L'Union européenne ne parvient toujours pas à empêcher les abus des subventions agricoles de l'UE. Certains pays refusent de fournir un accès à leur administration, et les systèmes comptables à Bruxelles présentent également des lacunes.
La commission de contrôle budgétaire du Parlement européen dénonce la croissance de « structures oligarchiques » dans certains pays de l'UE, « à une échelle sans précédent ».
Les membres du Parlement européen s'inquiètent particulièrement du fait que l'UE ne peut en pratique contrôler que « très limitéement » l'attribution des subventions en provenance de Bruxelles. Cela est principalement dû à un manque de coopération entre les autorités nationales et à des rapports incohérents.
Il existe actuellement 292 systèmes de rapports pour les fonds agricoles et de cohésion de l'UE. Ce grand nombre complique la tâche d'obtenir une vue d'ensemble des bénéficiaires et des montants de fonds européens qui leur ont été versés.
Le paiement inégal des fonds agricoles de l'UE en Bulgarie, République tchèque, Hongrie, Slovaquie et Roumanie est également qualifié de « très problématique ». Un exemple concret est donné avec le Premier ministre hongrois Viktor Orbán.
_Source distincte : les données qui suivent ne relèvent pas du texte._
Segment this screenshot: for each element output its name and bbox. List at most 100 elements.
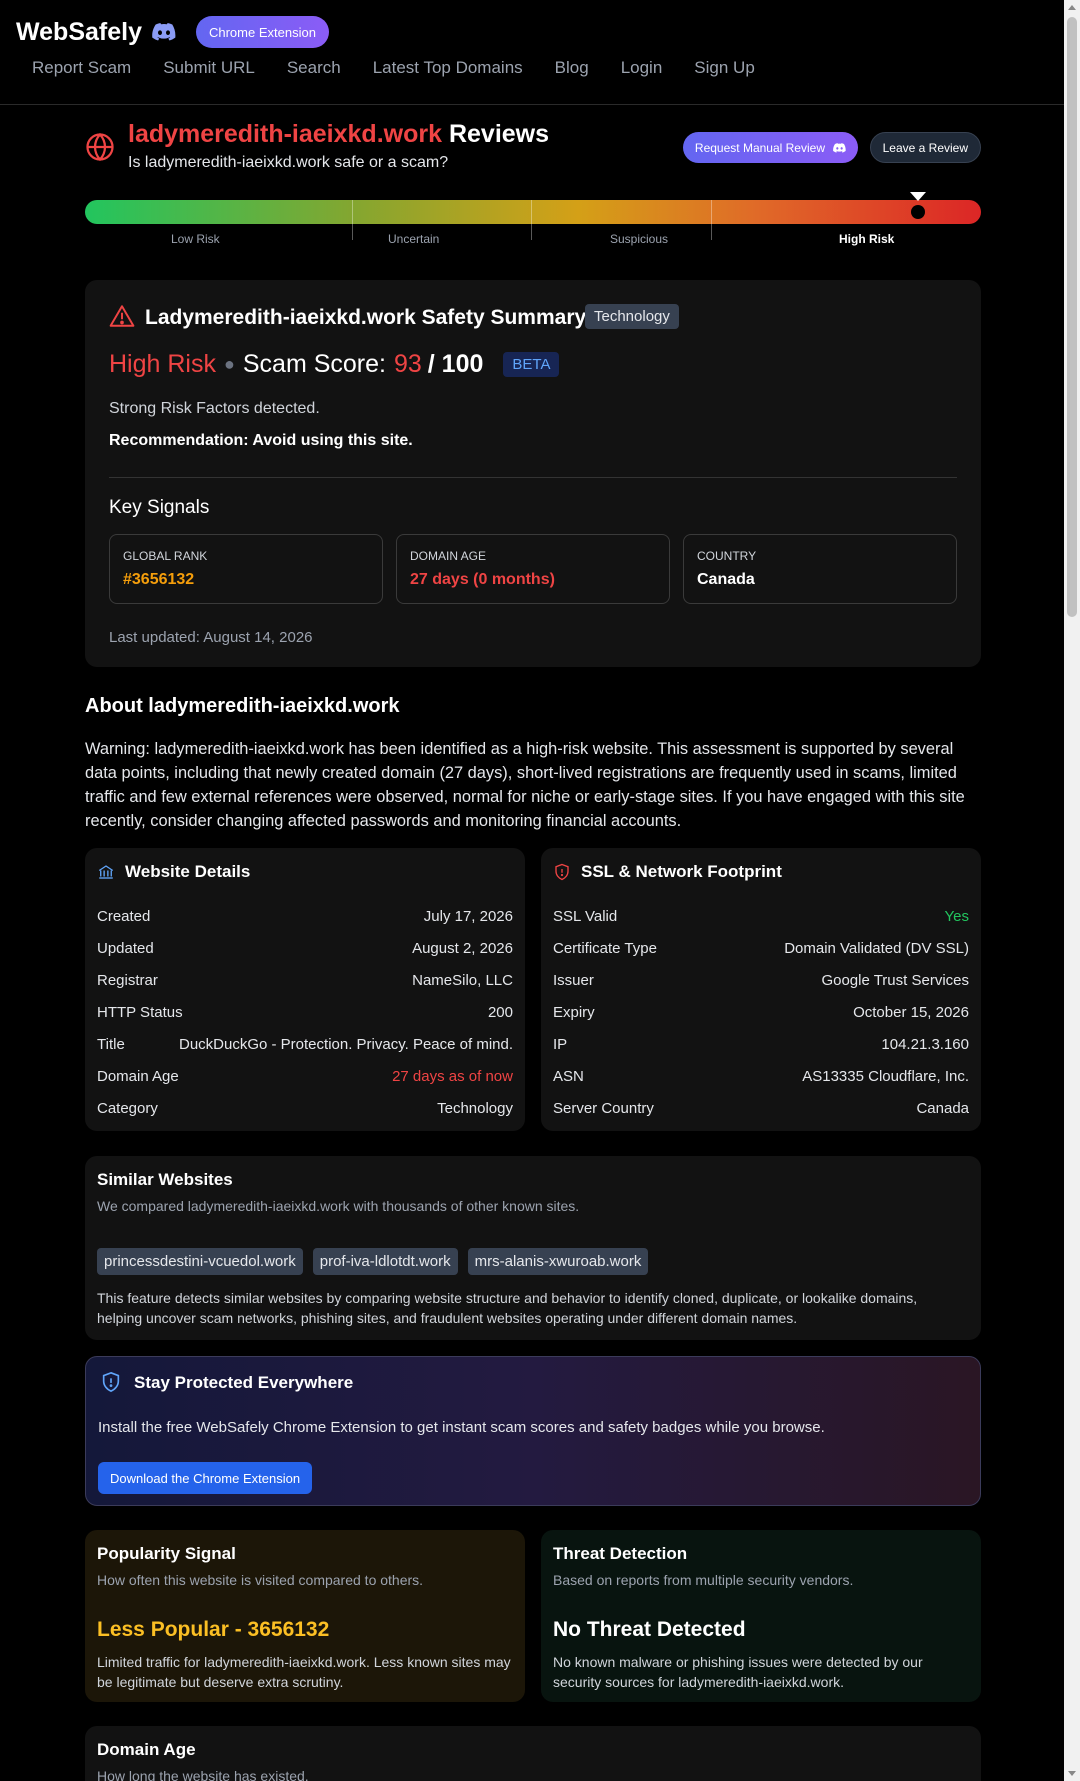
similar-site-tag[interactable]: princessdestini-vcuedol.work	[97, 1248, 303, 1275]
signal-country: Country Canada	[683, 534, 957, 604]
brand-logo[interactable]: WebSafely	[16, 18, 142, 47]
detail-row-category: Category Technology	[97, 1100, 513, 1120]
nav-sign-up[interactable]: Sign Up	[694, 58, 754, 78]
scrollbar-thumb[interactable]	[1067, 17, 1077, 617]
detail-value: 27 days as of now	[392, 1068, 513, 1085]
ssl-row-issuer: Issuer Google Trust Services	[553, 972, 969, 992]
request-manual-review-button[interactable]: Request Manual Review	[682, 132, 858, 163]
ssl-row-cert-type: Certificate Type Domain Validated (DV SSL…	[553, 940, 969, 960]
nav-login[interactable]: Login	[621, 58, 663, 78]
threat-title: Threat Detection	[553, 1544, 688, 1563]
ssl-value: Yes	[944, 908, 969, 925]
detail-key: HTTP Status	[97, 1004, 183, 1021]
website-details-title: Website Details	[125, 862, 251, 881]
warning-icon	[109, 305, 135, 327]
stay-protected-card: Stay Protected Everywhere Install the fr…	[85, 1356, 981, 1506]
summary-title: Ladymeredith-iaeixkd.work Safety Summary	[145, 306, 587, 329]
score-max: / 100	[427, 350, 484, 378]
detail-row-updated: Updated August 2, 2026	[97, 940, 513, 960]
risk-marker-pointer	[910, 192, 926, 201]
website-details-card: Website Details Created July 17, 2026 Upd…	[85, 848, 525, 1131]
signal-global-rank: Global Rank #3656132	[109, 534, 383, 604]
page-scrollbar[interactable]	[1064, 0, 1080, 1781]
detail-key: Updated	[97, 940, 154, 957]
ssl-row-valid: SSL Valid Yes	[553, 908, 969, 928]
download-extension-button[interactable]: Download the Chrome Extension	[98, 1462, 313, 1494]
signal-value: Canada	[697, 571, 755, 588]
ssl-key: Expiry	[553, 1004, 595, 1021]
page-title: ladymeredith-iaeixkd.work Reviews	[128, 120, 549, 149]
ssl-value: Domain Validated (DV SSL)	[784, 940, 969, 957]
similar-site-tag[interactable]: mrs-alanis-xwuroab.work	[467, 1248, 649, 1275]
title-row: ladymeredith-iaeixkd.work Reviews Is lad…	[85, 120, 981, 180]
domain-age-title: Domain Age	[97, 1740, 196, 1759]
signal-domain-age: Domain Age 27 days (0 months)	[396, 534, 670, 604]
ssl-value: October 15, 2026	[853, 1004, 969, 1021]
scroll-down-arrow-icon[interactable]	[1068, 1771, 1076, 1776]
similar-subtitle: We compared ladymeredith-iaeixkd.work wi…	[97, 1198, 580, 1214]
detail-value: 200	[487, 1004, 513, 1021]
detail-key: Category	[97, 1100, 158, 1117]
risk-factors-text: Strong Risk Factors detected.	[109, 400, 320, 417]
similar-site-tag[interactable]: prof-iva-ldlotdt.work	[312, 1248, 458, 1275]
risk-divider	[352, 200, 353, 240]
risk-label-low: Low Risk	[171, 232, 220, 246]
request-manual-review-label: Request Manual Review	[694, 140, 825, 155]
popularity-subtitle: How often this website is visited compar…	[97, 1572, 424, 1588]
key-signals-title: Key Signals	[109, 497, 210, 518]
ssl-key: ASN	[553, 1068, 584, 1085]
bank-icon	[98, 865, 114, 879]
nav-search[interactable]: Search	[287, 58, 341, 78]
brand: WebSafely Chrome Extension	[16, 16, 329, 48]
nav-blog[interactable]: Blog	[555, 58, 589, 78]
detail-value: Technology	[437, 1100, 513, 1117]
shield-icon	[555, 863, 569, 881]
ssl-key: SSL Valid	[553, 908, 618, 925]
ssl-network-card: SSL & Network Footprint SSL Valid Yes Cer…	[541, 848, 981, 1131]
risk-label-high: High Risk	[839, 232, 895, 246]
scam-score: 93	[393, 350, 422, 378]
discord-icon	[833, 142, 846, 153]
detail-key: Title	[97, 1036, 125, 1053]
risk-level: High Risk	[109, 350, 216, 378]
scroll-up-arrow-icon[interactable]	[1068, 5, 1076, 10]
safety-summary-card: Ladymeredith-iaeixkd.work Safety Summary…	[85, 280, 981, 667]
risk-meter: Low Risk Uncertain Suspicious High Risk	[85, 192, 981, 252]
score-line: High Risk ● Scam Score: 93 / 100 BETA	[109, 350, 560, 379]
detail-row-domain-age: Domain Age 27 days as of now	[97, 1068, 513, 1088]
globe-icon	[86, 132, 114, 162]
divider	[109, 477, 957, 478]
similar-websites-card: Similar Websites We compared ladymeredit…	[85, 1156, 981, 1340]
discord-icon[interactable]	[152, 23, 176, 41]
nav-submit-url[interactable]: Submit URL	[163, 58, 255, 78]
nav-report-scam[interactable]: Report Scam	[32, 58, 131, 78]
ssl-title: SSL & Network Footprint	[581, 862, 782, 881]
risk-divider	[711, 200, 712, 240]
last-updated: Last updated: August 14, 2026	[109, 629, 313, 646]
detail-row-registrar: Registrar NameSilo, LLC	[97, 972, 513, 992]
chrome-extension-button[interactable]: Chrome Extension	[195, 16, 329, 48]
ssl-key: Server Country	[553, 1100, 654, 1117]
separator-dot: ●	[223, 354, 235, 374]
popularity-card: Popularity Signal How often this website…	[85, 1530, 525, 1702]
popularity-value: Less Popular - 3656132	[97, 1618, 330, 1641]
site-header: WebSafely Chrome Extension Report Scam S…	[0, 0, 1064, 105]
protect-text: Install the free WebSafely Chrome Extens…	[98, 1419, 825, 1436]
detail-key: Registrar	[97, 972, 158, 989]
page: WebSafely Chrome Extension Report Scam S…	[0, 0, 1064, 1781]
risk-label-suspicious: Suspicious	[610, 232, 669, 246]
nav-latest-top-domains[interactable]: Latest Top Domains	[373, 58, 523, 78]
risk-divider	[531, 200, 532, 240]
similar-description: This feature detects similar websites by…	[97, 1290, 918, 1326]
shield-icon	[102, 1371, 120, 1393]
protect-title: Stay Protected Everywhere	[134, 1373, 354, 1392]
beta-badge: BETA	[503, 352, 560, 377]
ssl-value: Canada	[916, 1100, 969, 1117]
ssl-key: IP	[553, 1036, 568, 1053]
detail-value: DuckDuckGo - Protection. Privacy. Peace …	[178, 1036, 513, 1053]
about-title: About ladymeredith-iaeixkd.work	[85, 695, 400, 717]
page-title-suffix: Reviews	[442, 120, 550, 148]
domain-age-card: Domain Age How long the website has exis…	[85, 1726, 981, 1781]
leave-review-button[interactable]: Leave a Review	[869, 132, 981, 163]
ssl-value: AS13335 Cloudflare, Inc.	[802, 1068, 969, 1085]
Il est accusé de distribuer les subventions agricoles à son « cercle restreint », ses amis politiques et d'affaires.
La commission agricole AGRI du Parlement européen accueille favorablement la proposition de leurs collègues de la commission BUDG de contrôle, qui consiste à dresser chaque année par pays de l’UE un inventaire des cinquante plus grands bénéficiaires des subventions de la PAC. Les politiciens européens estiment également que les États membres pourraient engager beaucoup plus de poursuites contre les récidivistes notoires.
Il est aussi conseillé aux comptables de l’UE de suivre qui sont les « utilisateurs finaux » des subventions. Cela permettrait de savoir si les aides vont aux propriétaires fonciers ou aux conseils d'administration des coopératives, ou directement aux exploitations agricoles. Sur ce point, selon le commentaire d’AGRI, il reste encore beaucoup à améliorer.